Outro dia li, no feed do MSN, algumas frases aparentemente elogiosas, mas que na verdade são sutilmente sexistas, manipuladoras, e enfatizam, sorrateiramente, a desigualdade dos gêneros, mais especificamente a “inferioridade” da mulher.  Do tipo: “Você fica tão sexy quando está bravinha comigo...”.  Além de esvaziar o sentimento dela, sem se preocupar com isso, já que para ele o que importa é apenas o que o excita,  ainda lida com ela como se fosse uma criança (pelo uso do diminutivo),  e ainda por cima mostra que a desarmará (dominará) sempre, por ser mais inteligente, sabendo modos rápidos de  reverter facilmente uma situação difícil. A partir desta matéria, comecei a lembrar de algumas frases que, ao longo de minha carreira e de minha vida, eu poderia considerar elogios, porque aparentavam ser, mas que nunca me convenceram de que realmente eram...

 

Eis algumas delas:


1.      “Tenho uma filha, mas ela é muito inteligente!...”
Esta frase era uma das preferidas do meu pai, quando falava aos amigos sobre euzinha, o que me deixava furiosa com a utilização da conjunção adversativa  (mas...).

 

2.      “Tamanho não é documento.”


Quando ouço isso, sei que estão tentando me “consolar” por não ser igual aos outros. Agora, diga isso para um homem para ver se ele não fica logo ofendido em sua virilidade... Para eles, é documento sim...  Uma outra frase equivalente ao tamanho é: “Nos pequenos frascos estão os grandes perfumes”. Ao que contraponho, em um dos meus poemas: “e os piores venenos também”...

 

3.      ”Se tamanho fosse documento, o elefante seria dono do circo...”


Comparar humanos com animais é esquecer de que também pertencemos ao reino animal, só que muitas vezes com menos sensibilidade do que os amorosos e divertidos paquidermes, retirados da natureza pelos donos de circo ou exploradores de marfim...

 

4.      “Quem não é o maior tem que ser o melhor.”

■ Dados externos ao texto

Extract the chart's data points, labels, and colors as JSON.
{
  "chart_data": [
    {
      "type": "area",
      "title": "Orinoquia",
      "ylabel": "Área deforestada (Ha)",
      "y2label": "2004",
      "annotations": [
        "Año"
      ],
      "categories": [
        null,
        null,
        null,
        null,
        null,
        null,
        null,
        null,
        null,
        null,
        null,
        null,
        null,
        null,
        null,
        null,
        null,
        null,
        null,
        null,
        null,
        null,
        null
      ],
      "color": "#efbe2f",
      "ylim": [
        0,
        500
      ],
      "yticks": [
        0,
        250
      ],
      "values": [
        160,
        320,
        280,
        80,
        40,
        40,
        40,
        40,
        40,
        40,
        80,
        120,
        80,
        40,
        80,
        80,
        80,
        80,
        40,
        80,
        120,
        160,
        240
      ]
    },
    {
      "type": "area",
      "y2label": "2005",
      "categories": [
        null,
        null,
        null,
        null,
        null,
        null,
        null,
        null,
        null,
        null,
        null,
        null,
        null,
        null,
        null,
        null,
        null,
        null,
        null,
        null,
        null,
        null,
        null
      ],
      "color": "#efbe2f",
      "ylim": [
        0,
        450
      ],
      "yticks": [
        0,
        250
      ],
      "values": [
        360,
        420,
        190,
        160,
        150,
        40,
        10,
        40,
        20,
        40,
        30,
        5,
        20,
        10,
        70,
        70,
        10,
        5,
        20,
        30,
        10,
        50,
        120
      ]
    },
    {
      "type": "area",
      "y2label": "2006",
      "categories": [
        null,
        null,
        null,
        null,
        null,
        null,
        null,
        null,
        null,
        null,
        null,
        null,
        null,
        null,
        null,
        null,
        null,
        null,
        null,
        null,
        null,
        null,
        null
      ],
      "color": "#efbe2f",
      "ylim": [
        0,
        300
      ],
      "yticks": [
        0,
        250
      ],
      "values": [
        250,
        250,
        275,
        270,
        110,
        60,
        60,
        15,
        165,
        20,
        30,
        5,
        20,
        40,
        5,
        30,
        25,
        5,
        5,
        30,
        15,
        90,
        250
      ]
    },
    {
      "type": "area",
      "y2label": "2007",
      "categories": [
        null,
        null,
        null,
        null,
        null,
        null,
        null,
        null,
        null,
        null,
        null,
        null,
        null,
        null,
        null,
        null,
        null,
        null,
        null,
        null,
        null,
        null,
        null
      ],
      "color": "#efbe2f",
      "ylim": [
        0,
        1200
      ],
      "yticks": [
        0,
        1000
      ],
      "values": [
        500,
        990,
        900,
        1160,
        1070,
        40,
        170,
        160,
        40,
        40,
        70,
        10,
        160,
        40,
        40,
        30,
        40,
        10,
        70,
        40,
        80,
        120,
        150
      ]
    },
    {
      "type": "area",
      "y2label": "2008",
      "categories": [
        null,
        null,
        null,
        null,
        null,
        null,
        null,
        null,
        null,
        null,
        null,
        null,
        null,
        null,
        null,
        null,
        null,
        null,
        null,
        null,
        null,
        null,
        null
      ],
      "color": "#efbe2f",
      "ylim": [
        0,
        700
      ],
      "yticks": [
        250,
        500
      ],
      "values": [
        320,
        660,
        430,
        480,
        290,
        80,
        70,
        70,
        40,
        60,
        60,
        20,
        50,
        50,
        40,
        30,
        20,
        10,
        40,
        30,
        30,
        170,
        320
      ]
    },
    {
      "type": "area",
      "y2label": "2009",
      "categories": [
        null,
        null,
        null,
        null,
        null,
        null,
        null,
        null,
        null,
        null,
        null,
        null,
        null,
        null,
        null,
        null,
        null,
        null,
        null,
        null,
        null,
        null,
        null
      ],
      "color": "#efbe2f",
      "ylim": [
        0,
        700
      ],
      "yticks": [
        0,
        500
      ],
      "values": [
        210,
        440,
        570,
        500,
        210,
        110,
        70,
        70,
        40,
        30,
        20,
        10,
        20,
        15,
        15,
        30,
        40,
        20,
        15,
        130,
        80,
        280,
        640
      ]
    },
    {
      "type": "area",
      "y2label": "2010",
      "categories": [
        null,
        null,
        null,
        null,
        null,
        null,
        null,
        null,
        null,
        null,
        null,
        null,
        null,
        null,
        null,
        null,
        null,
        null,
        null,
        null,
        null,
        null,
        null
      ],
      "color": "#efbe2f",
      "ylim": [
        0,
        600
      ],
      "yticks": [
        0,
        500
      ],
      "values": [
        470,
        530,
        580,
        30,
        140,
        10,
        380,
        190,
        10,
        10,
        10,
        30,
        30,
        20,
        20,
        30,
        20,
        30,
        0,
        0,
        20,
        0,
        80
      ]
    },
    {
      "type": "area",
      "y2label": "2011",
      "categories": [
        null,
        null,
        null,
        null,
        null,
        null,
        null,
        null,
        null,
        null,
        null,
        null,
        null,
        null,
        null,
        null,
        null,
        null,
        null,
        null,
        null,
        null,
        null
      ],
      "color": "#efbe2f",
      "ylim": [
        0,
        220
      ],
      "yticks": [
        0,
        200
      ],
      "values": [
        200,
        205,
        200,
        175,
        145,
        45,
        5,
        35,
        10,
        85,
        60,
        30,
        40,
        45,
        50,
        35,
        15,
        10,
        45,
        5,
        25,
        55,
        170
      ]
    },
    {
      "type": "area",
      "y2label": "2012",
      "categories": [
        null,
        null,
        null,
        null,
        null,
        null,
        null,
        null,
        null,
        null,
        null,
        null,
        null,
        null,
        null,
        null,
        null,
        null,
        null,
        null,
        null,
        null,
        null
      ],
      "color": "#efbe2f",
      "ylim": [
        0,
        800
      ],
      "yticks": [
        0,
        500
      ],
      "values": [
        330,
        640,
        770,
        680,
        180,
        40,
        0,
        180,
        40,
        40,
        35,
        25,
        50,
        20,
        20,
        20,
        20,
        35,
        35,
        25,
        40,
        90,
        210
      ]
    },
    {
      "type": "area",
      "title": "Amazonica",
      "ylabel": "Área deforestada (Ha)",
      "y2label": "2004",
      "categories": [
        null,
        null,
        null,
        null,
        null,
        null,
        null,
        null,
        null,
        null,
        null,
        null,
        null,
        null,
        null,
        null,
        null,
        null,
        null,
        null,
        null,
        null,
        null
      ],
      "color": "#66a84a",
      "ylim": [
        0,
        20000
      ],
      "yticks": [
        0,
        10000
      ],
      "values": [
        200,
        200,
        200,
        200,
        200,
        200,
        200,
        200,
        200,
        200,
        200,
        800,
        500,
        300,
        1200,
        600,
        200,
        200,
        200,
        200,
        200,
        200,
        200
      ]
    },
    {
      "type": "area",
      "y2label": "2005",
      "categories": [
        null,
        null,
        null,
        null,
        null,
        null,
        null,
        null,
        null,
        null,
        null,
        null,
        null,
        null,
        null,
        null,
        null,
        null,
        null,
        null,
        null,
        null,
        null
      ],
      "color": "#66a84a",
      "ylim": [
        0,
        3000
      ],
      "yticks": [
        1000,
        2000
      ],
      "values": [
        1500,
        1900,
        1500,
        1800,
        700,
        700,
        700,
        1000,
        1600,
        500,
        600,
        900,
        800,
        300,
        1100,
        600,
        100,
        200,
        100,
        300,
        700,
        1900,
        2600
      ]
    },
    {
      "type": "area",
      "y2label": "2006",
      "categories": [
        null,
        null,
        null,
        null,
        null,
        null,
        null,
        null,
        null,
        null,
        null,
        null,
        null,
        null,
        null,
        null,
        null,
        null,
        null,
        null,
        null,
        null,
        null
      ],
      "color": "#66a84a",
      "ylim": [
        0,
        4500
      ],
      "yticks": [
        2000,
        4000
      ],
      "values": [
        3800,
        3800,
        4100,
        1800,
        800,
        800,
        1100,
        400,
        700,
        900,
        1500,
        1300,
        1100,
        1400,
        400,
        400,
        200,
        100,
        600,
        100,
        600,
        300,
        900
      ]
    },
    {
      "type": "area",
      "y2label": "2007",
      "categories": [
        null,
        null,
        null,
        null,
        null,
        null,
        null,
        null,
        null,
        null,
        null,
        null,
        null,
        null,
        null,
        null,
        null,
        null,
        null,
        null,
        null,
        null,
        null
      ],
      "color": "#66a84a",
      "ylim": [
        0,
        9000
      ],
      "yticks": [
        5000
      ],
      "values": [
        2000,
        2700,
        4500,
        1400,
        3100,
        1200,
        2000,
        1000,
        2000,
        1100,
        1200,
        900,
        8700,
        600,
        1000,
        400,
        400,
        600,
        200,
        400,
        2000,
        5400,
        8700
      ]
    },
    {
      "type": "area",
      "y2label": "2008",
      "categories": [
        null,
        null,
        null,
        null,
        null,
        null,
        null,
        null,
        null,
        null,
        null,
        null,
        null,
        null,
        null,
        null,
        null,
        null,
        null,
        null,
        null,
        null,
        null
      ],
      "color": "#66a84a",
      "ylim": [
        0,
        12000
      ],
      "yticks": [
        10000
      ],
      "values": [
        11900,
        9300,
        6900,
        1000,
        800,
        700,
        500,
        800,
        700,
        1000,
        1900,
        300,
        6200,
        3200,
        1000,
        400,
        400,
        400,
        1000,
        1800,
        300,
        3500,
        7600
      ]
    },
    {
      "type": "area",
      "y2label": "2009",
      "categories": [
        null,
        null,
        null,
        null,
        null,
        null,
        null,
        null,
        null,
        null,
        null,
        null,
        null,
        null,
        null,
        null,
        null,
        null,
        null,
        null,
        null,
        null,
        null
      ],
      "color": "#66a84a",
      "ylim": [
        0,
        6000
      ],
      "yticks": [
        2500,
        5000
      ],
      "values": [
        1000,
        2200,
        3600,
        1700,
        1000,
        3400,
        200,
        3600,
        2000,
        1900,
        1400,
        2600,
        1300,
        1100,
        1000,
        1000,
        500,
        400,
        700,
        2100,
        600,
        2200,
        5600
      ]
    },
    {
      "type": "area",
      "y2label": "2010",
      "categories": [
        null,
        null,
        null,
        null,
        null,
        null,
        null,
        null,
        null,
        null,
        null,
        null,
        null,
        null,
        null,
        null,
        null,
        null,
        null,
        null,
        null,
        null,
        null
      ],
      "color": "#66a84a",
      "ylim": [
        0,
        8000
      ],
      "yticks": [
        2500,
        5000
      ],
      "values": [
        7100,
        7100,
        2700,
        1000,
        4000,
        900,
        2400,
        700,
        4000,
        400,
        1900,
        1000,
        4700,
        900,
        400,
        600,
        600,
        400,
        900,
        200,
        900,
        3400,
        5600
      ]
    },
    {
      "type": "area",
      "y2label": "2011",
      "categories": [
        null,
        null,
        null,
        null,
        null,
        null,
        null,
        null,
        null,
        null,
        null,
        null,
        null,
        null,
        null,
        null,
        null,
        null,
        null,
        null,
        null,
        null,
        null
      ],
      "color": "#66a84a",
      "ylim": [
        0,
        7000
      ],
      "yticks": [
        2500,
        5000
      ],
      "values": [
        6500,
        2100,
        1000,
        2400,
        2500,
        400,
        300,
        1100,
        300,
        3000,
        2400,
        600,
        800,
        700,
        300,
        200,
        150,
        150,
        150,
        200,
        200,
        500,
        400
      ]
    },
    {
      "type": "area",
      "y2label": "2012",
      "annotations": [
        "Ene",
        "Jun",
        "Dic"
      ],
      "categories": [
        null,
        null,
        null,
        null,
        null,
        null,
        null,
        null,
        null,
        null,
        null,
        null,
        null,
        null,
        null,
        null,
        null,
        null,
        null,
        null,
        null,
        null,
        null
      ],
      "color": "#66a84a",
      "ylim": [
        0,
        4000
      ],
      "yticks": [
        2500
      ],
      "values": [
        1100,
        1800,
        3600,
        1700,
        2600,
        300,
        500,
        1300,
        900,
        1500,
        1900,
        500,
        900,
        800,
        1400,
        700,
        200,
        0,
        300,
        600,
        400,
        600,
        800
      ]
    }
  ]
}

Quem pensa assim, já demonstra que se eu não for a melhor, dentro dos padrões dele ou dela, serei uma pessoa duplamente “desempoderada” (para usar o termo da moda...).

 

5.      “Sabia que você era naturalista, mas não sabia que você não comia peixe...”


Será que essas pessoas acham que peixe ou frutos do mar dão em árvore ou têm raiz?

 

6.      “Se você não come carne, você come o quê?”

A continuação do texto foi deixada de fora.